La société requérante soutient que :
- la condition d'urgence est remplie, dès lors que l'exécution des décisions contestées porte une atteinte grave et immédiate, d'une part, à ses intérêts privés du fait de la chute brutale de son résultat net que ces décisions entraînent et, d'autre part, à l'intérêt public tenant au maintien du service public de la liaison aérienne entre Limoges et Paris Orly et entre Périgueux et Paris Orly ;
- il existe un doute sérieux quant à la légalité de la décision d'homologation attaquée ;
- elle méconnaît les règles de fixation et d'évolution du montant des redevances aéroportuaires fixées par le code de l'aviation civile et est entachée d'erreur de qualification juridique des faits ;
- elle méconnaît le principe d'égalité des usagers devant le service public;
- elle méconnaît le principe de libre prestation de services au sein de l'Union européenne et le principe d'égale concurrence entre les prestataires de services de transport aérien ;
- elle méconnaît les principes d'objectivité, de transparence et de non-discrimination attachés aux tarifs d'utilisation des infrastructures qualifiées de facilités essentielles ;
- elle est entachée d'un vice de forme en ce qu'elle a été prise par une autorité dont l'organisation et le fonctionnement sont irréguliers ;
- elle est entachée d'un de vice de forme en ce qu'elle n'a pas été précédée d'une délibération du conseil d'administration d'Aéroports de Paris portant fixation du montant des redevances aéroportuaires ;
- elle est entachée d'un vice de forme en ce qu'à supposer que cette délibération existe, Aéroports de Paris ne l'a pas notifié par lettre recommandée à l'Autorité de supervision indépendante ;
- elle est entachée d'un de vice de forme en ce que la saisine de l'Autorité de supervision indépendante des redevances aéroportuaires n'a pas été accompagnée d'un avis régulier de la commission consultative économique de l'aérodrome ;
- la décision litigieuse méconnaît le principe du contradictoire ;
- elle porte atteinte au principe de sécurité juridique ;
- elle a été rendue en méconnaissance des règles fixées par le règlement intérieur de l'Autorité de supervision indépendante.

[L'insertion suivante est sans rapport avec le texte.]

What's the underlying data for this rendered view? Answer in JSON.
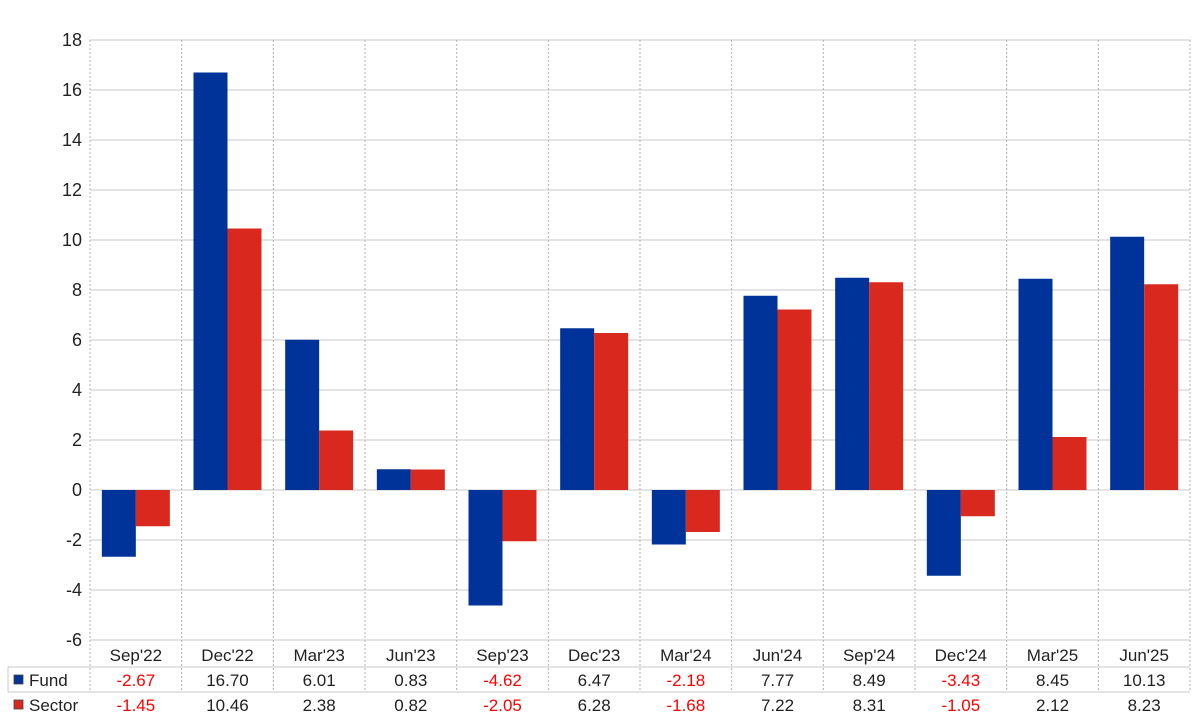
{
  "chart_data": {
    "type": "bar",
    "categories": [
      "Sep'22",
      "Dec'22",
      "Mar'23",
      "Jun'23",
      "Sep'23",
      "Dec'23",
      "Mar'24",
      "Jun'24",
      "Sep'24",
      "Dec'24",
      "Mar'25",
      "Jun'25"
    ],
    "series": [
      {
        "name": "Fund",
        "color": "#003399",
        "values": [
          -2.67,
          16.7,
          6.01,
          0.83,
          -4.62,
          6.47,
          -2.18,
          7.77,
          8.49,
          -3.43,
          8.45,
          10.13
        ],
        "labels": [
          "-2.67",
          "16.70",
          "6.01",
          "0.83",
          "-4.62",
          "6.47",
          "-2.18",
          "7.77",
          "8.49",
          "-3.43",
          "8.45",
          "10.13"
        ]
      },
      {
        "name": "Sector",
        "color": "#d9281e",
        "values": [
          -1.45,
          10.46,
          2.38,
          0.82,
          -2.05,
          6.28,
          -1.68,
          7.22,
          8.31,
          -1.05,
          2.12,
          8.23
        ],
        "labels": [
          "-1.45",
          "10.46",
          "2.38",
          "0.82",
          "-2.05",
          "6.28",
          "-1.68",
          "7.22",
          "8.31",
          "-1.05",
          "2.12",
          "8.23"
        ]
      }
    ],
    "ylim": [
      -6,
      18
    ],
    "yticks": [
      "-6",
      "-4",
      "-2",
      "0",
      "2",
      "4",
      "6",
      "8",
      "10",
      "12",
      "14",
      "16",
      "18"
    ],
    "grid": true,
    "legend": "data-table-left",
    "negative_value_color": "#ff0000",
    "title": "",
    "xlabel": "",
    "ylabel": ""
  }
}
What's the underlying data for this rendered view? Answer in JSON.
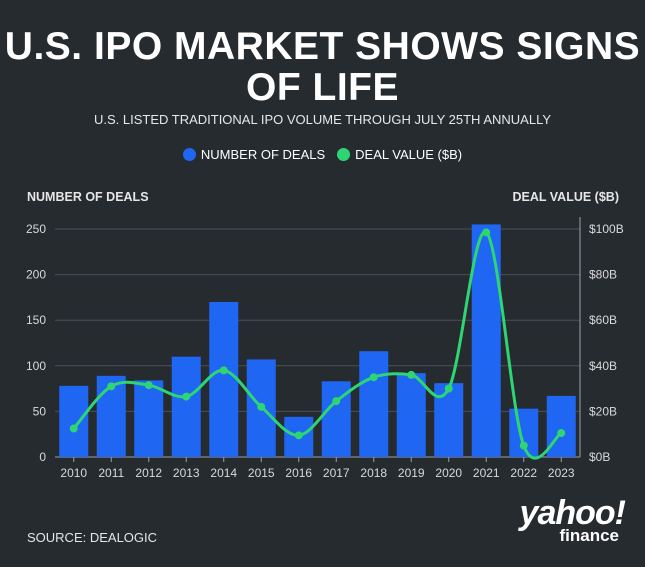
{
  "title_line1": "U.S. IPO MARKET SHOWS SIGNS",
  "title_line2": "OF LIFE",
  "subtitle": "U.S. LISTED TRADITIONAL IPO VOLUME THROUGH JULY 25TH ANNUALLY",
  "legend": [
    {
      "label": "NUMBER OF DEALS",
      "color": "#1f66f2"
    },
    {
      "label": "DEAL VALUE ($B)",
      "color": "#2ed573"
    }
  ],
  "source": "SOURCE: DEALOGIC",
  "logo": {
    "line1": "yahoo!",
    "line2": "finance"
  },
  "chart_data": {
    "type": "bar",
    "categories": [
      "2010",
      "2011",
      "2012",
      "2013",
      "2014",
      "2015",
      "2016",
      "2017",
      "2018",
      "2019",
      "2020",
      "2021",
      "2022",
      "2023"
    ],
    "series": [
      {
        "name": "NUMBER OF DEALS",
        "type": "bar",
        "axis": "left",
        "color": "#1f66f2",
        "values": [
          78,
          89,
          84,
          110,
          170,
          107,
          44,
          83,
          116,
          92,
          81,
          255,
          53,
          67
        ]
      },
      {
        "name": "DEAL VALUE ($B)",
        "type": "line",
        "axis": "right",
        "color": "#2ed573",
        "values": [
          12.5,
          31,
          31.5,
          26.5,
          38,
          22,
          9.5,
          24.5,
          35,
          36,
          30,
          98.5,
          5,
          10.5
        ]
      }
    ],
    "ylabel_left": "NUMBER OF DEALS",
    "ylabel_right": "DEAL VALUE ($B)",
    "ylim_left": [
      0,
      250
    ],
    "ylim_right": [
      0,
      100
    ],
    "yticks_left": [
      "0",
      "50",
      "100",
      "150",
      "200",
      "250"
    ],
    "yticks_right": [
      "$0B",
      "$20B",
      "$40B",
      "$60B",
      "$80B",
      "$100B"
    ],
    "grid": true
  }
}
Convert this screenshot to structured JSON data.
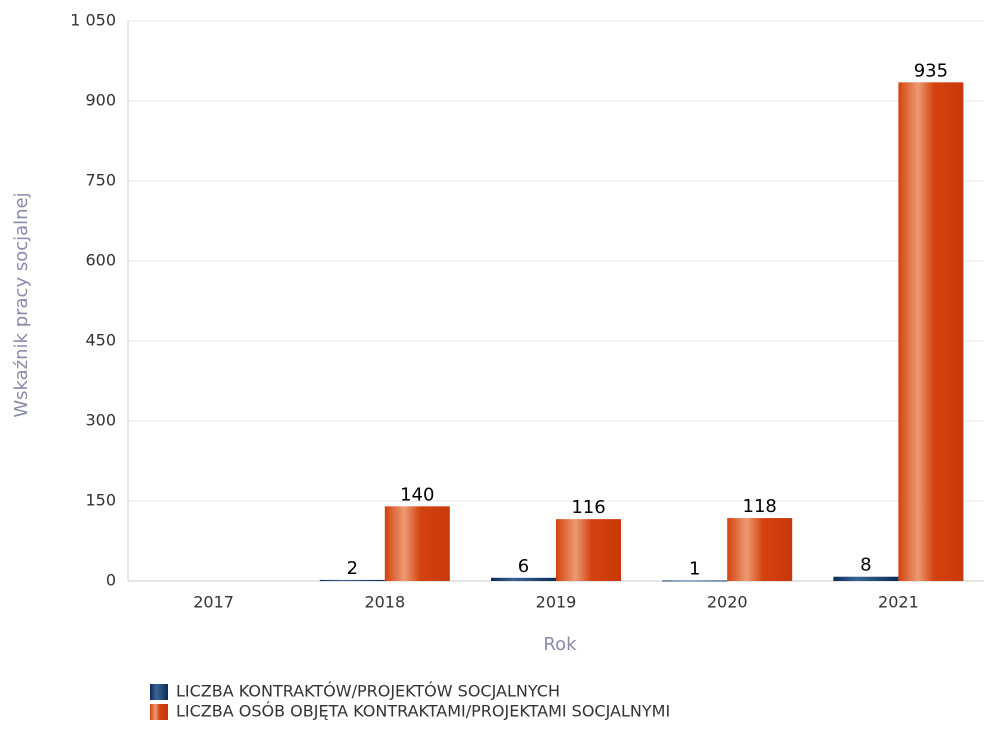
{
  "chart_data": {
    "type": "bar",
    "categories": [
      "2017",
      "2018",
      "2019",
      "2020",
      "2021"
    ],
    "series": [
      {
        "name": "LICZBA KONTRAKTÓW/PROJEKTÓW SOCJALNYCH",
        "color": "#0d3a6b",
        "values": [
          null,
          2,
          6,
          1,
          8
        ]
      },
      {
        "name": "LICZBA OSÓB OBJĘTA KONTRAKTAMI/PROJEKTAMI SOCJALNYMI",
        "color": "#d9400f",
        "values": [
          null,
          140,
          116,
          118,
          935
        ]
      }
    ],
    "xlabel": "Rok",
    "ylabel": "Wskaźnik pracy socjalnej",
    "ylim": [
      0,
      1050
    ],
    "yticks": [
      0,
      150,
      300,
      450,
      600,
      750,
      900,
      {
        "value": 1050,
        "label": "1 050"
      }
    ],
    "grid": true,
    "legend": "bottom"
  }
}
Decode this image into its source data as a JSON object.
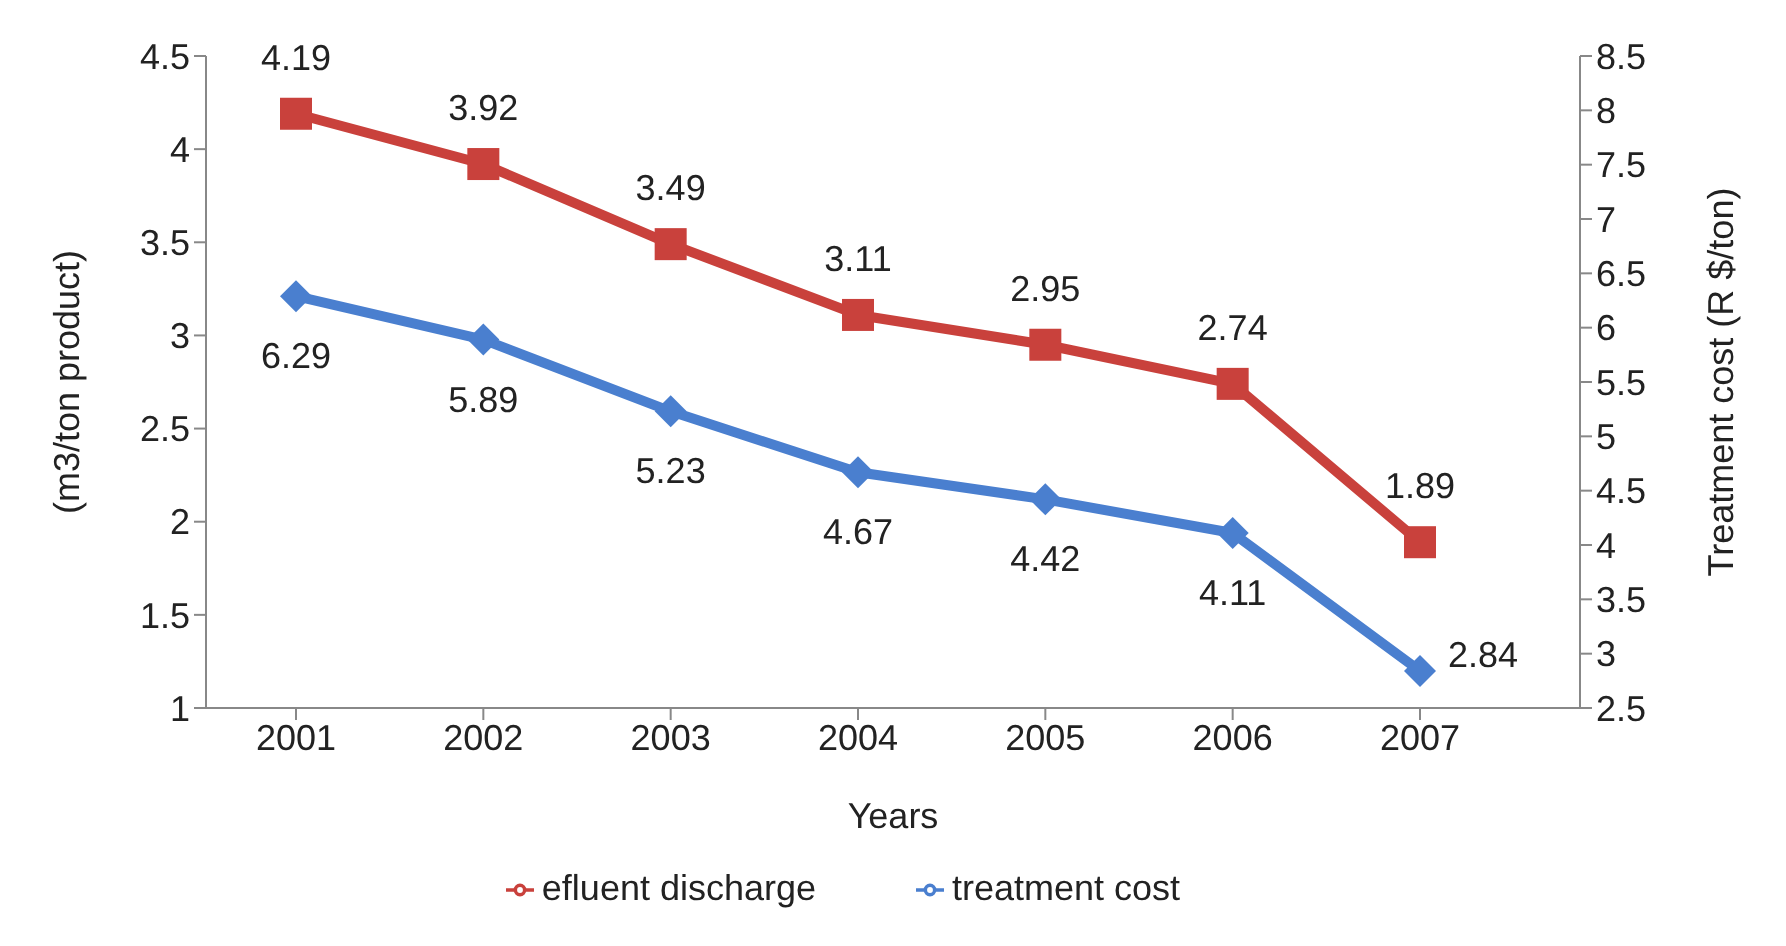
{
  "chart_data": {
    "type": "line",
    "xlabel": "Years",
    "ylabel": "(m3/ton product)",
    "y2label": "Treatment cost (R $/ton)",
    "categories": [
      "2001",
      "2002",
      "2003",
      "2004",
      "2005",
      "2006",
      "2007"
    ],
    "series": [
      {
        "name": "efluent discharge",
        "color": "#c9413c",
        "marker": "square",
        "values": [
          4.19,
          3.92,
          3.49,
          3.11,
          2.95,
          2.74,
          1.89
        ]
      },
      {
        "name": "treatment cost",
        "color": "#4a7fcf",
        "marker": "diamond",
        "axis": "y2",
        "values": [
          6.29,
          5.89,
          5.23,
          4.67,
          4.42,
          4.11,
          2.84
        ]
      }
    ],
    "ylim": [
      1,
      4.5
    ],
    "yticks": [
      1,
      1.5,
      2,
      2.5,
      3,
      3.5,
      4,
      4.5
    ],
    "y2lim": [
      2.5,
      8.5
    ],
    "y2ticks": [
      2.5,
      3,
      3.5,
      4,
      4.5,
      5,
      5.5,
      6,
      6.5,
      7,
      7.5,
      8,
      8.5
    ],
    "data_labels": true,
    "grid": false,
    "legend": "bottom"
  }
}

Par un mémoire en défense et deux nouveaux mémoires, enregistrés les 15, 16 et 19 décembre 2016, la société Aéroports de Paris demande, d'une part, le rejet de la requête et, d'autre part, que soit mis à la charge de la société Twin Jet la somme de 15 000 euros au titre des dispositions de l'article L. 761-1 du code de justice administrative.
Par deux mémoires en défense, enregistrés les 15 et 19 décembre 2016, l'Autorité de supervision indépendante des redevances aéroportuaires conclut au rejet de la requête, dès lors que la condition d'urgence n'est pas remplie et que les moyens soulevés par la requérante ne sont pas fondés.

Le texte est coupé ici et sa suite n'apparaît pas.